Algérie: Bouteflika à Genève pour des examens médicaux

Affaibli par les séquelles d’un accident vasculaire cérébral en 2013, le président algérien Abdelaziz Bouteflika, candidat à la présidentielle du 18 avril, s’est rendu dimanche à Genève pour y « effectuer ses contrôles médicaux périodiques », selon un communiqué de la présidence.





Le séjour d’Abdelaziz Bouteflika sera « court », indique sans autre détail la présidence dans un bref communiqué publié par l’agence de presse officielle APS.

Le président Bouteflika, se rend régulièrement à l’étranger pour des « contrôles médicaux périodiques », depuis un AVC dont il a été victime en 2013 et qui l’a cloué dans un fauteuil roulant. Son dernier séjour médical en Suisse remonte à fin août dernier. Il y avait passé cinq jours.
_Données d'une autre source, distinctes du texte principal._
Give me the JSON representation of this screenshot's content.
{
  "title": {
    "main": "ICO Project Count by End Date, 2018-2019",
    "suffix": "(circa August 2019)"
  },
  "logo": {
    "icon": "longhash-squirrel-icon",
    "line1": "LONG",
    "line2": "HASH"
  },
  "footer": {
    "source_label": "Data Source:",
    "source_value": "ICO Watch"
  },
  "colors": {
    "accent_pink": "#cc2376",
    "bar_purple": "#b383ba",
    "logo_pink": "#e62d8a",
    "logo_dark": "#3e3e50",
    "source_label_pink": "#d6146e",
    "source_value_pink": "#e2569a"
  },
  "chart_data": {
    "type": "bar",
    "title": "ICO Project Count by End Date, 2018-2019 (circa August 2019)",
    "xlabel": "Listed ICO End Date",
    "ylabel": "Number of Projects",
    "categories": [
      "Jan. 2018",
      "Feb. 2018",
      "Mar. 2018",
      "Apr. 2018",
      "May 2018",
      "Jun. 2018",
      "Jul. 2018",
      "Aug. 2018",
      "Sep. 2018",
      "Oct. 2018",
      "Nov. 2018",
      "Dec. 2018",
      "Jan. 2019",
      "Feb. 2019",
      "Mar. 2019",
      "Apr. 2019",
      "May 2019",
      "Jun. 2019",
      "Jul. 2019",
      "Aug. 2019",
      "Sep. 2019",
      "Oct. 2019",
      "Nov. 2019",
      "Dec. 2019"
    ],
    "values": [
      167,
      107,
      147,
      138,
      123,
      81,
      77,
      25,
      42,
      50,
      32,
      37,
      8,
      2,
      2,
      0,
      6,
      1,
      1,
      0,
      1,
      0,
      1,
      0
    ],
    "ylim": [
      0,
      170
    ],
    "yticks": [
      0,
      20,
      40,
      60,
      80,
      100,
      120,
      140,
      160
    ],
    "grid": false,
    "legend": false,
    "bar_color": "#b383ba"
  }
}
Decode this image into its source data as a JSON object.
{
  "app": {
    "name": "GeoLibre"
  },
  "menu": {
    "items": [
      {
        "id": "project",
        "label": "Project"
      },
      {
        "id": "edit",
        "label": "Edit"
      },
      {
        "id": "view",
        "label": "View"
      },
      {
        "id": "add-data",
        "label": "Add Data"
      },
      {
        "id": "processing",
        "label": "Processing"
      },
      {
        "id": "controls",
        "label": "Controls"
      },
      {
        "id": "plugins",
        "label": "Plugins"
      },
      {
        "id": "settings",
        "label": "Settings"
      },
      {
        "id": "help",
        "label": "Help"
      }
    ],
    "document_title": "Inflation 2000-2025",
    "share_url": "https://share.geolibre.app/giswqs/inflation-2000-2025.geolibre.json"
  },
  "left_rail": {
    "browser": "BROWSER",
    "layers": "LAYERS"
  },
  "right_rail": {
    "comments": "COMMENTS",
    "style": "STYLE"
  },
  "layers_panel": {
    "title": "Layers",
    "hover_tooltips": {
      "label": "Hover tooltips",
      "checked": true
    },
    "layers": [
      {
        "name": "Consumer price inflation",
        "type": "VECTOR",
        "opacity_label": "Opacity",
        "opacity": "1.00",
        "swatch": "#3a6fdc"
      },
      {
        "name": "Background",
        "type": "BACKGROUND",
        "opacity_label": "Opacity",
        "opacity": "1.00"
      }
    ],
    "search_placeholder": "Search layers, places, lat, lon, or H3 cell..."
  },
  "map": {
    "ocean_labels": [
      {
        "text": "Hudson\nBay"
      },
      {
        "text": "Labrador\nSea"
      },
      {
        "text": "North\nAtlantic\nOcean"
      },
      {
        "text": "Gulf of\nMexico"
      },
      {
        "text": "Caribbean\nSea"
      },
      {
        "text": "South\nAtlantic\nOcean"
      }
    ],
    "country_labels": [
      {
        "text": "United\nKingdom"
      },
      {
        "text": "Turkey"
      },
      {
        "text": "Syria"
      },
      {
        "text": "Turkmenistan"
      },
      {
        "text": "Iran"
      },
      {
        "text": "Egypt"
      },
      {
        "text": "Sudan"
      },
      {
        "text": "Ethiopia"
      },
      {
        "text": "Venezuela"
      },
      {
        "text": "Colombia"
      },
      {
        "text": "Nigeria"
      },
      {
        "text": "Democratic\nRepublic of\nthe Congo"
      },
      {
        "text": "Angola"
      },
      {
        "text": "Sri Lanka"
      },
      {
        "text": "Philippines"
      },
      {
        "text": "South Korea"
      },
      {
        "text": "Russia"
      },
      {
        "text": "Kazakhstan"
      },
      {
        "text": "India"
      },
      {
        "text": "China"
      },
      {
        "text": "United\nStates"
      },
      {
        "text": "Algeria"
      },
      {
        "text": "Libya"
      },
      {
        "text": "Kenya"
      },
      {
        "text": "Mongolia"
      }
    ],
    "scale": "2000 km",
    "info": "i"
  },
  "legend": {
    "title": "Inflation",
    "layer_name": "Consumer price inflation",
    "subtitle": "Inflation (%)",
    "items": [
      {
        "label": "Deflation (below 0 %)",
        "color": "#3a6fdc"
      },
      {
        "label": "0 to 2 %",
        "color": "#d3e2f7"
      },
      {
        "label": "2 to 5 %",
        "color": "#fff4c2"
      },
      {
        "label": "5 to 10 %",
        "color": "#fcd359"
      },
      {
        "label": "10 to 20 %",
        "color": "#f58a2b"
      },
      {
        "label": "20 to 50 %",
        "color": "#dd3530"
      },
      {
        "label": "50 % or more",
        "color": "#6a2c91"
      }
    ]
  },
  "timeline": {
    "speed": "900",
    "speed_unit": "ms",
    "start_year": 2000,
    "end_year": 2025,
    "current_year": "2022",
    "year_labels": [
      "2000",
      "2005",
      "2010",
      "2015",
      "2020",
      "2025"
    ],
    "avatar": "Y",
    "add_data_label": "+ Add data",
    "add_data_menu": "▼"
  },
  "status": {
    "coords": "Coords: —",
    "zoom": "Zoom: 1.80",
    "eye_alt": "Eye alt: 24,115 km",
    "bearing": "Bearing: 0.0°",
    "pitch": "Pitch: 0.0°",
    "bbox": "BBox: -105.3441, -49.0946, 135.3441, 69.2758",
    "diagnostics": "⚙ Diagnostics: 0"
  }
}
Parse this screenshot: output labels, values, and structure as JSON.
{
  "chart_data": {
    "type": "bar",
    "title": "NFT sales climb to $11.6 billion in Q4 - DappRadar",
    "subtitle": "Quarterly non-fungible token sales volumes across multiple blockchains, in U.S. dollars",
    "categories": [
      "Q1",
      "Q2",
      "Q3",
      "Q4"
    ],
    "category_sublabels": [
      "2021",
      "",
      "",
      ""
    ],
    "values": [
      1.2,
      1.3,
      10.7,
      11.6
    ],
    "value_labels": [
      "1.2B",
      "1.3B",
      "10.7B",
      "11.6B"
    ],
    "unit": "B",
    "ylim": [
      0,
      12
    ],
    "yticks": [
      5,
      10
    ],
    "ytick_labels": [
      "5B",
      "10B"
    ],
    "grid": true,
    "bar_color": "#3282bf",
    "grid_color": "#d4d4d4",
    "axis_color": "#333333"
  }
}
Aucun détail n’avait été communiqué sur le type d’examens subis ni sur l’hôpital dans lequel il s’était rendu.

Hospitalisé 80 jours à Paris en 2013 après l’AVC qui l’avait frappé, le chef de l’État algérien a effectué depuis plusieurs « contrôles médicaux périodiques » à Paris, Grenoble (sud-est de la France) ou Genève. Sa mobilité et son élocution ont été affectés. Depuis, ses apparitions publiques sont rares et il ne s’exprime plus en public, suscitant de constantes spéculations sur son état de santé en Algérie.

Abdelaziz Bouteflika est apparu jeudi à la télévision, à l’occasion de la prestation de serment du nouveau président du Conseil constitutionnel, Tayeb Belaïz, en présence des principaux dignitaires de l’État.

Il a annoncé le 10 février dans une lettre-programme à la Nation qu’il briguerait un 5e mandat lors de la prochaine présidentielle, mettant fin à des mois d’interrogations sur ses intentions.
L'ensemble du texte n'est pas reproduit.